Das Volksstück

Wintersemester 2013/14

Was ist ein Volksstück? Wie bei allen Gattungsbezeichnungen, die auf Personengruppen rekurrieren (z.B. Arbeiter-, Frauen-, Gelehrten-, Jugend- oder Landserliteratur), wirft das unklare Kompositum auch hier knifflige Fragen auf: Soll es vom Volk geschrieben sein? Vom Volk aufgeführt werden? Vom ihm handeln? Seine Weltsicht spiegeln? Es erreichen? Oder alles zugleich?
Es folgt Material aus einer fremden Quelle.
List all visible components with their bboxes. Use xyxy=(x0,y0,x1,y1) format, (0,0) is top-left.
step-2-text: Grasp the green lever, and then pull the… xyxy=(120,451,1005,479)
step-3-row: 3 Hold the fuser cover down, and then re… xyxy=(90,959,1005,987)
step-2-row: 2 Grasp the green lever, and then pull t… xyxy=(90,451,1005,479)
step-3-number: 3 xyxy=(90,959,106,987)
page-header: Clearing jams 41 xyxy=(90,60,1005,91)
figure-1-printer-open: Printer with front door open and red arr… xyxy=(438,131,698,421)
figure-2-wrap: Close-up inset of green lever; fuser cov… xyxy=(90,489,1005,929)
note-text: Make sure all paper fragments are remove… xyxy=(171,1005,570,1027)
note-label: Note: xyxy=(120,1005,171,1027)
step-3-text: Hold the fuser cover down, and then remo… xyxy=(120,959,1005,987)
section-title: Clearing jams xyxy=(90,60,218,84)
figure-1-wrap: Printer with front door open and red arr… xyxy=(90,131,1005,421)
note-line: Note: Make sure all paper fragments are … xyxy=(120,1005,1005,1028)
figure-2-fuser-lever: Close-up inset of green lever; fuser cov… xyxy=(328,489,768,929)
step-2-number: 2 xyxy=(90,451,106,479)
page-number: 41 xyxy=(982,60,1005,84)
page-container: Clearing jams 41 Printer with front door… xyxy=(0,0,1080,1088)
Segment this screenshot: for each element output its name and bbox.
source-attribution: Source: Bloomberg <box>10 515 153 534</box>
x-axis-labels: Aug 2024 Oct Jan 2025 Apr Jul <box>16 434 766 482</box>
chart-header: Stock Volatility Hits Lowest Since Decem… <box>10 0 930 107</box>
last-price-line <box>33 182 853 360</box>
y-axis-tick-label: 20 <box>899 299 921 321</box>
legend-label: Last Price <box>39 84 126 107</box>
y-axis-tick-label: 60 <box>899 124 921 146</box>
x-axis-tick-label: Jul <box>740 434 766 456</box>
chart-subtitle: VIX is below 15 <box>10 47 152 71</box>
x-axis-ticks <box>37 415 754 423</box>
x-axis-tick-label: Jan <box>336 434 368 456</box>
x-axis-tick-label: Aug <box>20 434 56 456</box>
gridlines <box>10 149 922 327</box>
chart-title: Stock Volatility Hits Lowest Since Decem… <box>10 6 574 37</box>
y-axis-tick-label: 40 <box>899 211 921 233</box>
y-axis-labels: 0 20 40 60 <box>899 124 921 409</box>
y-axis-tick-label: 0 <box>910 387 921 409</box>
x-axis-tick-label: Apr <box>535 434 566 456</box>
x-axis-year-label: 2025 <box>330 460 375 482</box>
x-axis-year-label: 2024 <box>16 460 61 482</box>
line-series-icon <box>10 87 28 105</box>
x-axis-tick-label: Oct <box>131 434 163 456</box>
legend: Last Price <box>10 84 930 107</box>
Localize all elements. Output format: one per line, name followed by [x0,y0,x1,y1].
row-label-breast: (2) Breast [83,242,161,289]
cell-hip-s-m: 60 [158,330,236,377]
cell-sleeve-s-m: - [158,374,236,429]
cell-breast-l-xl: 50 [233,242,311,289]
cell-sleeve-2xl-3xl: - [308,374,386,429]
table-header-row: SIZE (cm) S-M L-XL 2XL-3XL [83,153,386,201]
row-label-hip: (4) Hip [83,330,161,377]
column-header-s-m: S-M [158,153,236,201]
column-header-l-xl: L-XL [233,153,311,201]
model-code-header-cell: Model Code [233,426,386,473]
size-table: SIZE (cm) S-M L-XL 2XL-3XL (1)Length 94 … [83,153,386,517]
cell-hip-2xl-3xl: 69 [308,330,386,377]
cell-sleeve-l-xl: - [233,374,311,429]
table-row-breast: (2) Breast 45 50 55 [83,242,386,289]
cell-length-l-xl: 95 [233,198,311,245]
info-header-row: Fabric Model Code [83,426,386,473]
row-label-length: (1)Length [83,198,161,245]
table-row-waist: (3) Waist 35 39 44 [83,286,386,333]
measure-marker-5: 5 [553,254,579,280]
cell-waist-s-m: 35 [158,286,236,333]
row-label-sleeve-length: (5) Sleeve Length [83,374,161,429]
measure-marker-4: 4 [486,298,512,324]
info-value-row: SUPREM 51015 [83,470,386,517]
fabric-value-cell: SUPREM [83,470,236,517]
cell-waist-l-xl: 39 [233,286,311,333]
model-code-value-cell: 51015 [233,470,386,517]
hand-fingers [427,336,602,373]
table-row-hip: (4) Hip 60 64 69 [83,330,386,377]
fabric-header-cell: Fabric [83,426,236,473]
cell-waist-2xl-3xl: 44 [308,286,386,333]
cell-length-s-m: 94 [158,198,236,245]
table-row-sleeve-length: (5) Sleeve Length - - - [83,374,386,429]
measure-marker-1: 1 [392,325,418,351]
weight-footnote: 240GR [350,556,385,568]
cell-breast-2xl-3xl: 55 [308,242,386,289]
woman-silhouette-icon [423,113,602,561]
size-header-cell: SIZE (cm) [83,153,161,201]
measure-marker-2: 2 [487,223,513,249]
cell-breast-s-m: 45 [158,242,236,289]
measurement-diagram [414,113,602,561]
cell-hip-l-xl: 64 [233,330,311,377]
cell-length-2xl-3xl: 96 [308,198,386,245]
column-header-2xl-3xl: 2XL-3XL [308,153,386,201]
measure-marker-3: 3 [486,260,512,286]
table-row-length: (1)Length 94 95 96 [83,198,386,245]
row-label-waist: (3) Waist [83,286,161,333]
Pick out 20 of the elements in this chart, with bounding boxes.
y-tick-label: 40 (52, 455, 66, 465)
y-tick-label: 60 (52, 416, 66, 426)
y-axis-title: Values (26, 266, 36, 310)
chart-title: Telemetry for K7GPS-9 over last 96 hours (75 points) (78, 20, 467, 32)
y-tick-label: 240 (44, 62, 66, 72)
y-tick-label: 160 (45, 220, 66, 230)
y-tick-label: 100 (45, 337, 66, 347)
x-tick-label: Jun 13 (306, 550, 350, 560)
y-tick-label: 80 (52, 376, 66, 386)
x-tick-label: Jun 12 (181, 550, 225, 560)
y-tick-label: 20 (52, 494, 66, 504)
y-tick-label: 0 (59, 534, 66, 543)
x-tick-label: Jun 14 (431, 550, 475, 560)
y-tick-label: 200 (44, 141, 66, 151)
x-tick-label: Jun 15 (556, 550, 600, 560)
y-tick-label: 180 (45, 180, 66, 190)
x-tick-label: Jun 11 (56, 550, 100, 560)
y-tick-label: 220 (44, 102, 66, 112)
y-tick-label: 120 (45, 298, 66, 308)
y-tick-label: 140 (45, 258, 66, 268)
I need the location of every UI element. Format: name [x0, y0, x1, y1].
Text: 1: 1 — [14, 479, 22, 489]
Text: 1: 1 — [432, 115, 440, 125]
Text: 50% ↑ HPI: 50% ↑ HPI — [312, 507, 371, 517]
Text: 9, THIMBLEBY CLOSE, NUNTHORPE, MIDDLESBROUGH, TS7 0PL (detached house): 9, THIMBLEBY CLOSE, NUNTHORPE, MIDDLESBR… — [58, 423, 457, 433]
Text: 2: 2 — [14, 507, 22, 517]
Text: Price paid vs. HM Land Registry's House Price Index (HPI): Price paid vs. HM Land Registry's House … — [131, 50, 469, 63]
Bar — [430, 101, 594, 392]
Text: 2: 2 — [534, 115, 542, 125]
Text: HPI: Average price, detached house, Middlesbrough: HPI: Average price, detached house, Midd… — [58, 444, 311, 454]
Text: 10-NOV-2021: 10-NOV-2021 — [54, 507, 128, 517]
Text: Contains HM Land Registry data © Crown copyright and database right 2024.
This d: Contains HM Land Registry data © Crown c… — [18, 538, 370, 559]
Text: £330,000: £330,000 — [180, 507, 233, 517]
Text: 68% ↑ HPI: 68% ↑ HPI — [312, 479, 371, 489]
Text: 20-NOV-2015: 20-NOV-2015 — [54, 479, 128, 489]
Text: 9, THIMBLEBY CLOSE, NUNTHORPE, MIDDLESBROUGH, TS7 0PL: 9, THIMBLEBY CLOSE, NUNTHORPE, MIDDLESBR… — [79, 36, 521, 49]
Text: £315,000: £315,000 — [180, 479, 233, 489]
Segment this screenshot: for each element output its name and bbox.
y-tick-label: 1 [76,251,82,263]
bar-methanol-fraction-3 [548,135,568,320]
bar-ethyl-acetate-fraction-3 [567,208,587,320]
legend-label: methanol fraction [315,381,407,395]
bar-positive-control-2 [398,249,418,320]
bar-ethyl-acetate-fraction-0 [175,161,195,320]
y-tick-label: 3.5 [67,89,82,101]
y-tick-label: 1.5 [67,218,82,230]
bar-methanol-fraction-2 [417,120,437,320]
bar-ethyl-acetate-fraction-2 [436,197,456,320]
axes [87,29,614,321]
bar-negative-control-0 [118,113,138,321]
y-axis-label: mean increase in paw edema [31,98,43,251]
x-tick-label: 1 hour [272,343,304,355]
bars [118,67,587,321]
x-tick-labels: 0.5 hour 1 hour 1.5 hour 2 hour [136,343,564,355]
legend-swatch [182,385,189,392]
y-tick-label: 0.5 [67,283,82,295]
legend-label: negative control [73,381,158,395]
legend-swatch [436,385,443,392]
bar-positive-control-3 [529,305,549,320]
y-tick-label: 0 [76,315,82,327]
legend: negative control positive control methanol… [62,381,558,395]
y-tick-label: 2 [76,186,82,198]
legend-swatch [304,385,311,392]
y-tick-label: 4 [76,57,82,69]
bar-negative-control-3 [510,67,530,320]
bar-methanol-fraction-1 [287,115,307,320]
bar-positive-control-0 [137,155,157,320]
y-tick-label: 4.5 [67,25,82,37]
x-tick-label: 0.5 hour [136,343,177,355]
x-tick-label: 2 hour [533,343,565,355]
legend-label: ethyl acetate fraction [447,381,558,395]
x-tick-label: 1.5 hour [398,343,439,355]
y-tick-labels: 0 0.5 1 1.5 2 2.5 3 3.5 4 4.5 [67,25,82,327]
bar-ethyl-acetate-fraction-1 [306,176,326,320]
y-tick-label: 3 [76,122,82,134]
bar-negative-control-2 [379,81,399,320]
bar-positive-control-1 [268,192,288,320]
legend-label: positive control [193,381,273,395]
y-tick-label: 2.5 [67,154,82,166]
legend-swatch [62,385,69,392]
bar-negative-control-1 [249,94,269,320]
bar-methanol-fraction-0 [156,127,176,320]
Vor allem aber: Wer ist denn überhaupt „das Volk“? Eine bestimmte Klasse? Nation? Regionalpopulation? Die „einfachen Leute“? Aber wer ist schon einfach? Und muss „das Volk“, um Volk zu sein, notwendig Dialekt sprechen?
Doch so fragwürdig die Definition, so fraglos bildet das Volksstück seit dem 18. Jahrhundert eine lebendige Theatertradition, die zwar allenthalben zum Klischee zu erstarren, ins Völkische auszuarten oder mangels Nachwuchs abzusterben droht, sich aber bislang immer wieder reformieren oder neu erfinden konnte. Das Seminar beleuchtet diese Entwicklung an Beispielen primär aus dem süddeutschen Raum und fragt nach deren Form, Gehalt und Wirkung.
Auf dem Programm u.a.: Johann Nestroy: „Der Talisman“ / Ludwig Anzengruber: „Das vierte Gebot“ / Karl Schönherr: „Der Weibsteufel“ / Marieluise Fleißer: „Pioniere in Ingolstadt“ / Bertolt Brecht: „Herr Puntilla und sein Knecht Matti“ / Ödon von Horvath: „Geschichten aus dem Wiener Wald“ / Martin Sperr: „Jadgszenen aus Niederbayern“ / Franz Xaver Kroetz: „Stallerhof“ / die österreichische Fernsehserie „Ein echter Wiener geht nicht unter“ sowie die Film/Buch/Hörspiel-Konstellation von Gerhard Polt/Hans-Christian Müller: „Kehraus“.